Europa
Türkischer Wirtschaftsminister zurückgetreten
Kabinett will an Reformprogramm festhalten - Türker als Nachfolger ernannt
Ankara - Mit dem Rücktritt von
Wirtschaftsminister Kemal Dervis ist das Kabinett des türkischen
Ministerpräsidenten Bülent Ecevit drei Monate vor der vorgezogenen
Parlamentswahl weiter zerfallen. Dervis gilt als Architekt des
Reformprogramms, das die Türkei aus der schweren Wirtschaftskrise
führen soll. Zum Nachfolger von Dervis ernannte Ecevit am Samstag
Masum Türker, einem bisher weithin unbekannten Abgeordneten der
Demokratischen Linken (DSP).Dervis rief die zerstrittenen Mitte-links-Parteien
Dervis rief die zerstrittenen Mitte-links-Parteien zur Zusammenarbeit auf und regte eine liberale Koalition an: "Es ist noch
nicht zu spät für ein Bündnis." Ecevit soll Dervis, einen der
populärsten Politiker des Landes, am Freitag ultimativ aufgefordert
haben, sich zwischen seinem Ministeramt und einer parteipolitischen
Betätigung zu entscheiden. "Nach einer Bewertung der Lage trete ich
jetzt zurück", erklärte daraufhin der parteilose Dervis am Samstag.
Er unterstützt eine neue Partei um den im Juli zurückgetretenen
Außenminister Ismail Cem, führte in den vergangenen Wochen aber auch
Gespräche mit anderen liberalen, pro-europäischen Politikern.

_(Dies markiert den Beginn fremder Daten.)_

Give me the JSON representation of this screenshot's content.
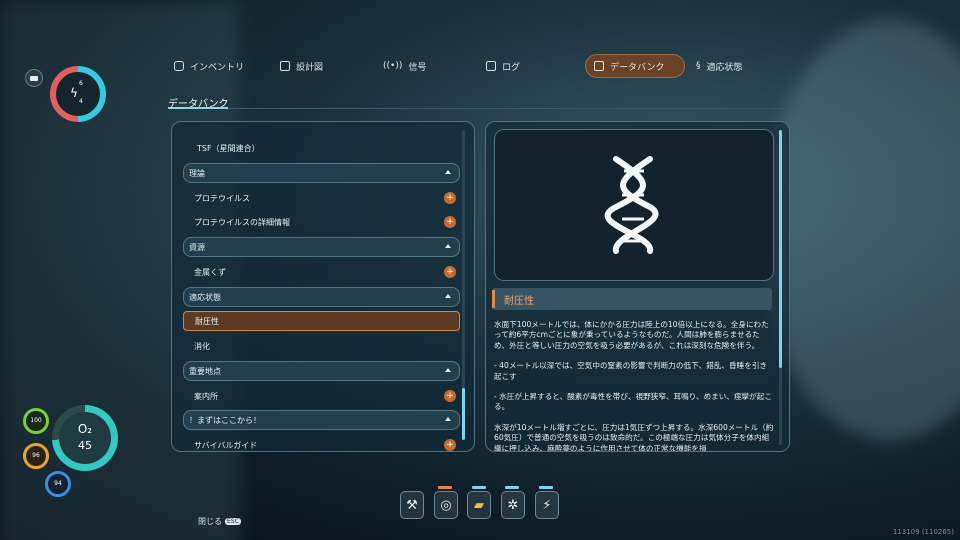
{
  "tabs": [
    {
      "label": "インベントリ",
      "icon": "backpack-icon",
      "active": false
    },
    {
      "label": "設計図",
      "icon": "blueprint-icon",
      "active": false
    },
    {
      "label": "信号",
      "icon": "signal-icon",
      "active": false
    },
    {
      "label": "ログ",
      "icon": "log-icon",
      "active": false
    },
    {
      "label": "データバンク",
      "icon": "databank-icon",
      "active": true
    },
    {
      "label": "適応状態",
      "icon": "dna-icon",
      "active": false
    }
  ],
  "page_title": "データバンク",
  "list": {
    "top_item": "TSF（星間連合）",
    "theory_header": "理論",
    "theory_items": [
      "プロテウイルス",
      "プロテウイルスの詳細情報"
    ],
    "resources_header": "資源",
    "resources_items": [
      "金属くず"
    ],
    "adaptation_header": "適応状態",
    "adaptation_items": [
      "耐圧性",
      "消化"
    ],
    "landmarks_header": "重要地点",
    "landmarks_items": [
      "案内所"
    ],
    "start_header": "！まずはここから！",
    "cut_item": "サバイバルガイド"
  },
  "entry": {
    "title": "耐圧性",
    "paragraphs": [
      "水面下100メートルでは、体にかかる圧力は陸上の10倍以上になる。全身にわたって約6平方cmごとに象が乗っているようなものだ。人間は肺を膨らませるため、外圧と等しい圧力の空気を吸う必要があるが、これは深刻な危険を伴う。",
      "- 40メートル以深では、空気中の窒素の影響で判断力の低下、錯乱、昏睡を引き起こす",
      "- 水圧が上昇すると、酸素が毒性を帯び、視野狭窄、耳鳴り、めまい、痙攣が起こる。",
      "水深が10メートル増すごとに、圧力は1気圧ずつ上昇する。水深600メートル（約60気圧）で普通の空気を吸うのは致命的だ。この極端な圧力は気体分子を体内組織に押し込み、麻酔薬のように作用させて体の正常な機能を損"
    ]
  },
  "hud": {
    "battery_top": "6",
    "battery_bottom": "4",
    "oxygen_label": "O₂",
    "oxygen_value": "45",
    "health": "100",
    "food": "96",
    "water": "94"
  },
  "quickbar": [
    "repair-tool-icon",
    "scanner-icon",
    "flashlight-icon",
    "builder-icon",
    "plug-icon"
  ],
  "close": {
    "label": "閉じる",
    "key": "ESC"
  },
  "build_version": "113109 (110265)",
  "colors": {
    "accent": "#7ed4ea",
    "active_tab": "#6a4326",
    "selected_item": "#5f3a22",
    "plus": "#c46b2d",
    "section_title": "#f2a26a"
  }
}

Bündnis prowestlicher Kräfte
Sein Ziel ist ein Bündnis prowestlicher Kräfte, das einen Sieg der
islamistischen Gerechtigkeits- und Entwicklungspartei (AKP) von
Tayyip Erdogan bei der Wahl am 3. November verhindern könnte, sagte
Dervis. Er hoffe auf eine Einigung seines Lager bis zur Wahl. Dervis
warnte vor Gefahren für die erhofften EU-Annäherung der Türkei und
die Bemühungen um eine wirtschaftliche Erholung, sollte es bei den
Wahlen zu einer Zersplitterung der Stimmen kommen.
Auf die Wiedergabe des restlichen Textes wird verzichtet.